The Reluctant Private Eye

Excerpt

As promised, the security guard had been alerted and let me pass after telling me where to park. I walked into the building at the entrance I had examined half an hour earlier on my computer. Aaron met me at the door, and I followed him into his office.

“How are you holding up?” he asked once his door was shut.

How do you reply to a question like that? Had it been two months since his death, I might have had a truer response. “I’m feeling better,” I lied. I knew he was only concerned for me. I didn’t need to reveal the anger inside that was caused by this very place.

“It hasn’t been the same here without him. He’s definitely missed.”

“Thank you.” My response struck me as odd. It was almost like I was glad to hear they missed him. Maybe I wouldn’t have felt so strange had he been gone longer than a couple weeks.

Aaron lifted a box from behind his desk and set it down in the center of the blotter.

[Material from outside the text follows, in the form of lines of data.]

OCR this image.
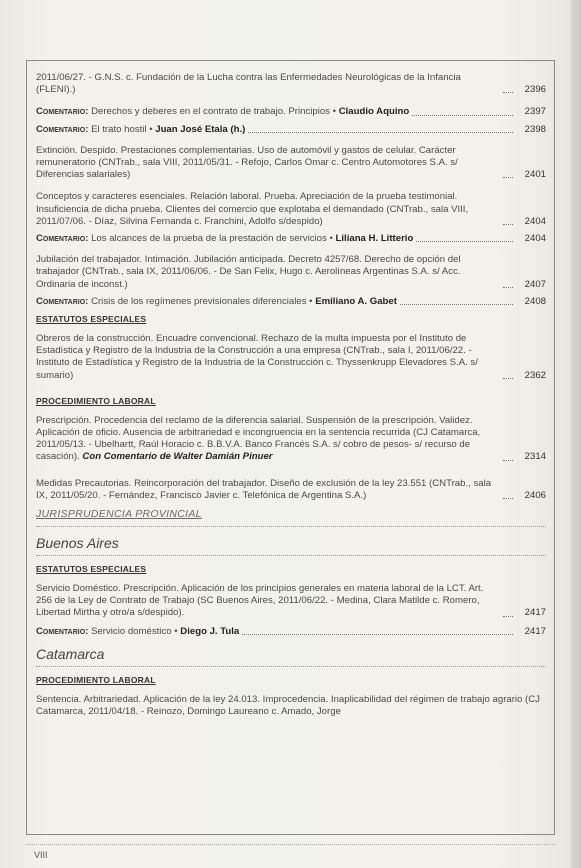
2011/06/27. - G.N.S. c. Fundación de la Lucha contra las Enfermedades Neurológicas de la Infancia (FLENI).)	2396
Comentario: Derechos y deberes en el contrato de trabajo. Principios • Claudio Aquino	2397
Comentario: El trato hostil • Juan José Etala (h.)	2398
Extinción. Despido. Prestaciones complementarias. Uso de automóvil y gastos de celular. Carácter remuneratorio (CNTrab., sala VIII, 2011/05/31. - Refojo, Carlos Omar c. Centro Automotores S.A. s/ Diferencias salariales)	2401
Conceptos y caracteres esenciales. Relación laboral. Prueba. Apreciación de la prueba testimonial. Insuficiencia de dicha prueba. Clientes del comercio que explotaba el demandado (CNTrab., sala VIII, 2011/07/06. - Díaz, Silvina Fernanda c. Franchini, Adolfo s/despido)	2404
Comentario: Los alcances de la prueba de la prestación de servicios • Liliana H. Litterio	2404
Jubilación del trabajador. Intimación. Jubilación anticipada. Decreto 4257/68. Derecho de opción del trabajador (CNTrab., sala IX, 2011/06/06. - De San Felix, Hugo c. Aerolíneas Argentinas S.A. s/ Acc. Ordinaria de inconst.)	2407
Comentario: Crisis de los regímenes previsionales diferenciales • Emiliano A. Gabet	2408
ESTATUTOS ESPECIALES
Obreros de la construcción. Encuadre convencional. Rechazo de la multa impuesta por el Instituto de Estadística y Registro de la Industria de la Construcción a una empresa (CNTrab., sala I, 2011/06/22. - Instituto de Estadística y Registro de la Industria de la Construcción c. Thyssenkrupp Elevadores S.A. s/ sumario)	2362
PROCEDIMIENTO LABORAL
Prescripción. Procedencia del reclamo de la diferencia salarial. Suspensión de la prescripción. Validez. Aplicación de oficio. Ausencia de arbitrariedad e incongruencia en la sentencia recurrida (CJ Catamarca, 2011/05/13. - Ubelhartt, Raúl Horacio c. B.B.V.A. Banco Francés S.A. s/ cobro de pesos- s/ recurso de casación). Con Comentario de Walter Damián Pinuer	2314
Medidas Precautorias. Reincorporación del trabajador. Diseño de exclusión de la ley 23.551 (CNTrab., sala IX, 2011/05/20. - Fernández, Francisco Javier c. Telefónica de Argentina S.A.)	2406
JURISPRUDENCIA PROVINCIAL
Buenos Aires
ESTATUTOS ESPECIALES
Servicio Doméstico. Prescripción. Aplicación de los principios generales en materia laboral de la LCT. Art. 256 de la Ley de Contrato de Trabajo (SC Buenos Aires, 2011/06/22. - Medina, Clara Matilde c. Romero, Libertad Mirtha y otro/a s/despido).	2417
Comentario: Servicio doméstico • Diego J. Tula	2417
Catamarca
PROCEDIMIENTO LABORAL
Sentencia. Arbitrariedad. Aplicación de la ley 24.013. Improcedencia. Inaplicabilidad del régimen de trabajo agrario (CJ Catamarca, 2011/04/18. - Reinozo, Domingo Laureano c. Amado, Jorge
VIII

“Is that everything?” I asked.

“All I could find.”

“Can I see his office?” Something didn’t seem right. I couldn’t place my finger on it, but even without looking into the box, I knew there was something missing.

He hesitated but agreed to take me there. When we left his office, I looked around as we walked. I noticed the security cameras where I expected to find them. We passed a door on the right, directly across from the security office. I knew it to be the electric room, and the next door down was the server room. Aaron led me to the office that was across from it. I was correct in my assumption about the unmarked room. After he unlocked the door, I followed him in.

I stood just inside and looked around. At first glance, this room didn’t seem indicative of my husband. The walls were almost bare, with only one picture on the far wall behind a black desk with chrome legs. It was one of those Norman Rockwell prints placed in a cheap picture frame. I liked the print, and Norman Rockwell was one of my favorite artists, but whoever chose the black plastic frame had absolutely no real appreciation for the artist. It wasn’t my husband’s picture. That was for certain. It had to have been hung quite recently.

“I’m sorry. I wasn’t aware this was someone’s office now.”

“No one has been moved into this office yet,” Aaron said.

“Oh? I just assumed by the picture.”

I saw his eyes grow large. “I hadn’t noticed that before. Art had a painting there. I recall it being a scene of a creek rushing over large, flat boulders.”

“Yes. The painting was from a photograph of a place he used to swim at when he was a kid.” It wouldn’t fit inside that box Aaron had in his office. That was the missing piece. Judging by Aaron’s surprise, the painting had to be long gone, but I asked anyway. “Do you have it?”

“Now that I think about it, I don’t remember it being in here when I cleared out his desk. Someone must have liked it and grabbed it. I’ll ask around.”

“Thank you.” His body language told me he was telling the truth about the picture, but there had to be a reason for the painting to have been removed. It was too coincidental, given everything else I’d seen. Something sinister was going on in this building. I could feel it. What was worse, I knew my husband had gotten wind of it, and it got him killed.

However, Aaron wasn’t in on it—at least it appeared that way. If he was, he was the best actor I’d ever met. And if I was going to get to the bottom of my husband’s death, I needed someone on the inside that I could trust. I had no choice but to take a chance.

He turned and started to leave the office. I’m sure he expected me to follow. I stopped him. “Do you have a piece of paper and a pencil so I can give you my cell number in case you find it?”

“Um…” He glanced at the desk. There was a legal pad and a cup with a few pens in it. He picked up the paper and grabbed a pen, handing them to me. I tore the top sheet off and scribbled a quick message. Please meet me at the Brown Fox tonight at eight thirty. Urgent. Tell no one. After folding the yellow paper in half, I dropped the pen in the cup and handed the paper to him.